Hi guys,
I'm looking to create a secure webapp using Java. It will have a very basic username/password login
which will redirect to a 'secure' area.
You can only access the pages under this secure area if you are logged in, otherwise you will be redirected
to the login JSP.
Now this is the first time I've tried this and I have collected my ideas and info from various webpages, so it is
possible i'm completely off track here.
What I've tried to do is write two small pieces of code, one is in the LoginServlet which creates a cookie, with a
name and userid (encoded). the other piece is in an 'include file' which every page under the secure area uses.
This simply looks to see if the cookie exists for that user and if it does fine, otherwise redirect to the login page.

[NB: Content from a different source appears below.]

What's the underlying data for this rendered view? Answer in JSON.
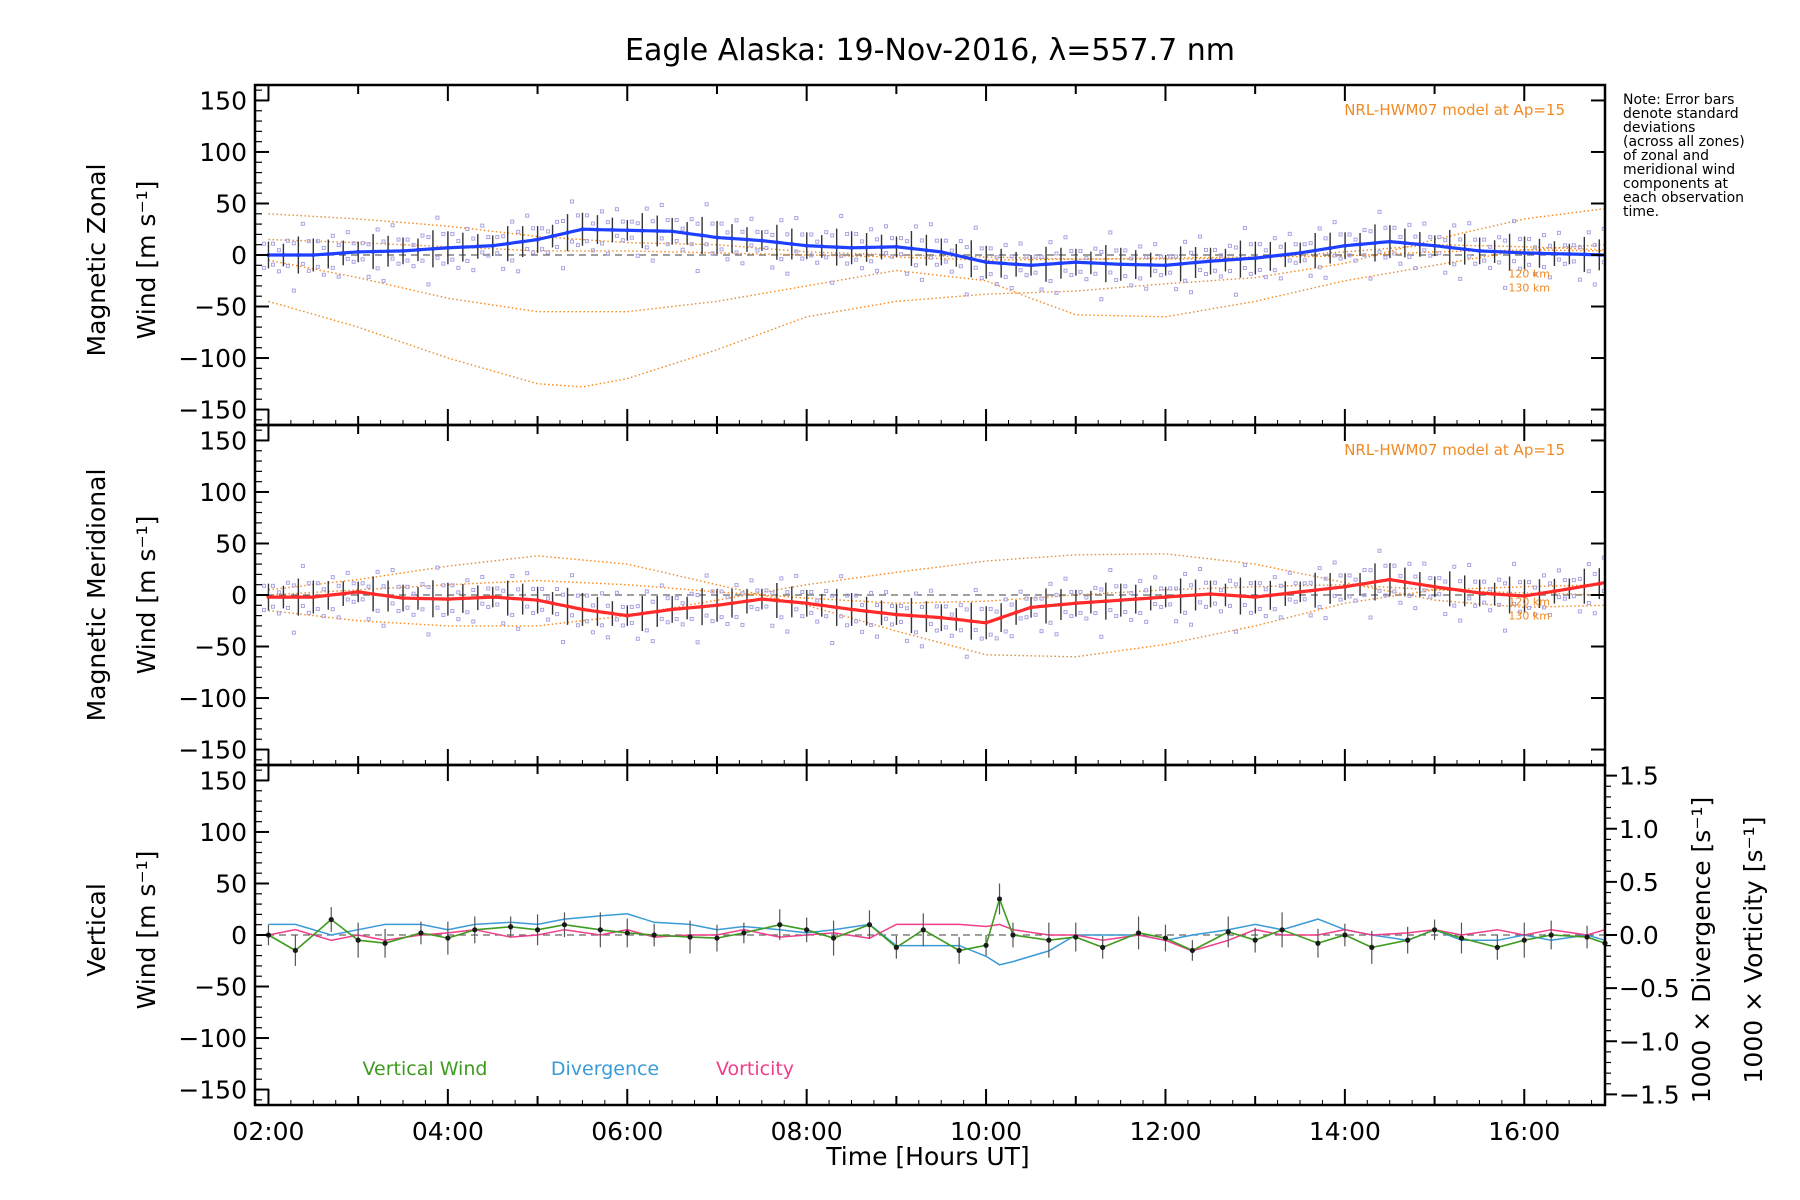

Seems quite straight forward to me, but the problem is, if I go directly to a 'secure' apge (and there is no
cookie present) the page still opens up.
Here are the two pieces of code
LoginServlet code to create cookie:
try {
String strUserID = String.valueOf(iUserID);
Cookie cookie = new Cookie("UserID",URLEncoder.encode(strUserID));
cookie.setMaxAge(3600); // expires after 1 hour
cookie.setPath("/");
cookie.setValue(strUserID); //always update in case change of ID
response.addCookie(cookie);
} catch (Exception exC) {
System.out.println("[LoginServlet] Failed to create cookie: " +exC);
session.invalidate();
response.sendRedirect("/login.jsp");
throw new ServletException(exC.getMessage());
}
Include file code, to check cookie exists:
try {
session = request.getSession(true);
Cookie cookies[] = request.getKookies();
if (cookies != null) {
for(int i=0, n=cookies.length; i < n; i++) {
Cookie cookie = cookies[i];
if (cookie.getName().equals("UserID")) {
strUserID=cookie.getValue();
session.putValue("stUserID",strUserID);
System.out.println("ession cookie found, user is logged in.");
} else {
response.sendRedirect("/login.jsp");
System.out.println("No session cookie for user, user must first log in.");
}
}
}
} catch (Exception ex) {
System.out.println("Error finding cookie: " +ex);
}
As i say i could be completely off track with this, but I think it should be right.